Bis auf den einen oder anderen rudimentären Industrial-Schnipsel bleiben die restlichen Tracks komplett der trippigen Atmosphäre treu. Einzelne Songs dabei heraus zu greifen, widerspräche dem mantrischen Charakter der CD.
Als Anspieltipp seien hier dennoch "Introducing" mit seiner smarten Gitarre und das bunt flackernde Augenzwinkern "Blooming" empfohlen. Am Ende ist es eine dieser ganz besonderen Schallplatten geworden, die mit ihrem Klangfarbenfrohsinn in jeder Jahreszeit perfekt funktioniert, sei es in einer Schneewüste oder auf der Sommerwiese.
3 Kommentare
Schön, dass ihr die Gods am Ende doch noch auf dem Schirm hattet! Und unter des Anwalts Feder ist, neben der erfreulichen Bewertung, auch eine schön zu lesende Review entstanden, wie gewohnt. Insgesamt ein ungewohnt stilsicherer Start ins neue laut-Jahr
dies ist mein erstes young gods album. mir kommt alles nach dem ersten hören recht zahm vor und ich hatte ein wenig mehr rock erwarten - wenn auch nicht ministry artigen industrial.
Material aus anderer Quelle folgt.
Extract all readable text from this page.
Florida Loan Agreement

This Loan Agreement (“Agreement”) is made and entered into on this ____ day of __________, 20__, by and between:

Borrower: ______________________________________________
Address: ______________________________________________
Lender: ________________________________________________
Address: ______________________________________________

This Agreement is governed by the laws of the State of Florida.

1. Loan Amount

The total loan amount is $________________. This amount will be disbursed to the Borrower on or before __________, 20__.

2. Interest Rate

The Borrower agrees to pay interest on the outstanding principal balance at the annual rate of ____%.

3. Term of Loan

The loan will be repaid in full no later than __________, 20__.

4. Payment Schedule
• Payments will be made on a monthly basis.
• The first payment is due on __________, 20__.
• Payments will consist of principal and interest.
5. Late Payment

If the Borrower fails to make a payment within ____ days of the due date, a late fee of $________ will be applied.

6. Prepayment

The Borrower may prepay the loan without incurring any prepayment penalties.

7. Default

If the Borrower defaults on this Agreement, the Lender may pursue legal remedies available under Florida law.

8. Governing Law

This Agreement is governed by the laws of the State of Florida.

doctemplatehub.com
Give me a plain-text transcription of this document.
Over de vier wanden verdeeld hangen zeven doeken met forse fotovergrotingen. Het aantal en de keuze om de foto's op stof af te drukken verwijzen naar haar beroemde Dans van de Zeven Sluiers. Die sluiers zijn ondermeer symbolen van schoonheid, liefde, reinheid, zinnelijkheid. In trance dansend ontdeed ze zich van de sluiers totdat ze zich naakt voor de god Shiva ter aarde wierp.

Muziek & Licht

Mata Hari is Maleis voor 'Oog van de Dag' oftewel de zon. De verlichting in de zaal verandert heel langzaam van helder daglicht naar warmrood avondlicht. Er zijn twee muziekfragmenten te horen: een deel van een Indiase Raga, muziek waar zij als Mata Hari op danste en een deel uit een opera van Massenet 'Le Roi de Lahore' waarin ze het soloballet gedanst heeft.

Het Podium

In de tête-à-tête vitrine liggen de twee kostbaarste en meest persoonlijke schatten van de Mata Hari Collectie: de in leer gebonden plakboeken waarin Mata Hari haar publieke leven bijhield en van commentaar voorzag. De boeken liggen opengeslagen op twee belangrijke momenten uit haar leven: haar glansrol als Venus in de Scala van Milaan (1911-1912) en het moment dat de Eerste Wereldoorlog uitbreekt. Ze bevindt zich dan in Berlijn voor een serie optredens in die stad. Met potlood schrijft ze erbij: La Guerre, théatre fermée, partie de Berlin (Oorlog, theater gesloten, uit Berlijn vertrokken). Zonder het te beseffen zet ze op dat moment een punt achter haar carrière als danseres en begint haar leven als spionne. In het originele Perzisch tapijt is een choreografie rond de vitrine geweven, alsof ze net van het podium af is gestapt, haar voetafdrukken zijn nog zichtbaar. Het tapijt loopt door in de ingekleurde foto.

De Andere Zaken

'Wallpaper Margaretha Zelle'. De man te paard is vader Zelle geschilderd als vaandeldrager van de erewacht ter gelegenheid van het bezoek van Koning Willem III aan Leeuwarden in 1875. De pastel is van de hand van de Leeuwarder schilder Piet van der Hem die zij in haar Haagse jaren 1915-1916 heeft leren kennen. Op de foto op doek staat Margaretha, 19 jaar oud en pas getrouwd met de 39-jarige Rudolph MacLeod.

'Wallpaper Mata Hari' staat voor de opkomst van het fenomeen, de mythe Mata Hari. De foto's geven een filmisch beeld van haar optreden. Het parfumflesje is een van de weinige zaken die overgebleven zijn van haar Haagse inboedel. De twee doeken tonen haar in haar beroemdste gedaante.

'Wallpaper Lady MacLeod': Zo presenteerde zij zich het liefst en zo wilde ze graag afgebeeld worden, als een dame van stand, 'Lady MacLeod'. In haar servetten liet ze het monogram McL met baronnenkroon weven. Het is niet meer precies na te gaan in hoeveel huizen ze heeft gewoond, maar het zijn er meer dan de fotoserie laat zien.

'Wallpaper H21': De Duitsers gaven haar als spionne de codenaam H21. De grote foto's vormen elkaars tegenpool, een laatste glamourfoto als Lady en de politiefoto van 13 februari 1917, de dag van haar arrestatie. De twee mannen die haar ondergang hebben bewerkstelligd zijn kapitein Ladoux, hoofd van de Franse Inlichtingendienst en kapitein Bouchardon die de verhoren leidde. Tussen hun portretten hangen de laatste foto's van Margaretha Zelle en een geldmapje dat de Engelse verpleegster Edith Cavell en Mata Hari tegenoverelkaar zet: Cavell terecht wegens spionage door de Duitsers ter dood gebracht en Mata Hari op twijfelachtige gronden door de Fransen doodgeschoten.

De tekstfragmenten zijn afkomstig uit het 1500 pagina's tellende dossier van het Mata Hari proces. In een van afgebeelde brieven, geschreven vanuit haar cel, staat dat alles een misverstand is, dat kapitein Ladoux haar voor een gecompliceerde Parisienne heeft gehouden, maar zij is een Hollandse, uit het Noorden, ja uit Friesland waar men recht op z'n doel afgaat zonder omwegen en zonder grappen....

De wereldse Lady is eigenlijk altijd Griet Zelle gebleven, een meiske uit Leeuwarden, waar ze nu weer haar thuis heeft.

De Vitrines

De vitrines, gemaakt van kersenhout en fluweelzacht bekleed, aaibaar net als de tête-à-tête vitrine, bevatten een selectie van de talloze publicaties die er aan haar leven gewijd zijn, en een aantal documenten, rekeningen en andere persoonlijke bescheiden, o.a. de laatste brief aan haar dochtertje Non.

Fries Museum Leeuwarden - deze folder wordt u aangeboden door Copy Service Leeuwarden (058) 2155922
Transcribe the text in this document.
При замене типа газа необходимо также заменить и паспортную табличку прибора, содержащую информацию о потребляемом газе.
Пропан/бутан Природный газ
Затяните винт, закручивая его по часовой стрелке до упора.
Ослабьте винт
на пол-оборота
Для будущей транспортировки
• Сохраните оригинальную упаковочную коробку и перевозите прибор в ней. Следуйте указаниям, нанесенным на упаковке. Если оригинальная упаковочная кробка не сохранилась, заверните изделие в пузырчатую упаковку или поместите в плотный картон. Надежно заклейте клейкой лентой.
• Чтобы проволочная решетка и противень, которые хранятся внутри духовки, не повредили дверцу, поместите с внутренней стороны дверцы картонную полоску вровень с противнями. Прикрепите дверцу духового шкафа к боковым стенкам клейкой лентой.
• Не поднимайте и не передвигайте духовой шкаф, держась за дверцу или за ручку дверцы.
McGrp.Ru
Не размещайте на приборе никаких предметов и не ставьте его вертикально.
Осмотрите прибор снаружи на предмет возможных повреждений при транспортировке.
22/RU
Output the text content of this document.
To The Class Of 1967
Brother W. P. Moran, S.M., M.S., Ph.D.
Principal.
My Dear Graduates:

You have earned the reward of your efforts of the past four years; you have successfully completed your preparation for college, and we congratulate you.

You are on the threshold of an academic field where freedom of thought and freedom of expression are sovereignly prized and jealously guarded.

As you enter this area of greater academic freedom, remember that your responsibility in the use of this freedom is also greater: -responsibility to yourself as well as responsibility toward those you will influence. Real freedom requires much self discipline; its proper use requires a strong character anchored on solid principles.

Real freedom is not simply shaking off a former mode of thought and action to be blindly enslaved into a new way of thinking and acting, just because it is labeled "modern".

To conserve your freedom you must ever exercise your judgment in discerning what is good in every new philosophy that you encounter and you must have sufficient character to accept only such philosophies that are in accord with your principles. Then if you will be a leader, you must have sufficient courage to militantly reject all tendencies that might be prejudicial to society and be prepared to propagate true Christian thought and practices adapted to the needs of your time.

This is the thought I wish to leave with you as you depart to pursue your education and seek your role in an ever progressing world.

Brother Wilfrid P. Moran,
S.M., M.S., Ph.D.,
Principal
mich hat auch ein wenig gewundert, dass "second nature" drei punkte bekommen hat, da mir von freunden gerade second nature empfohlen wurde als das young gods album. ist natürlich ein anderer rezensent gewesen, aber ist der sound vergleichbar mit "everybody knows"?
Da der aktuellen Output durchaus im Lichte einer gediegenen Altersmilde gesehen werden kann, würde ich dem aufgeschlossenen Young-Gods-Novizen unbedingt die älteren Werke "Only Heaven" und "TV Sky" ans Herz legen, dann stimmt's auch mit den Industrial-Ambitionen.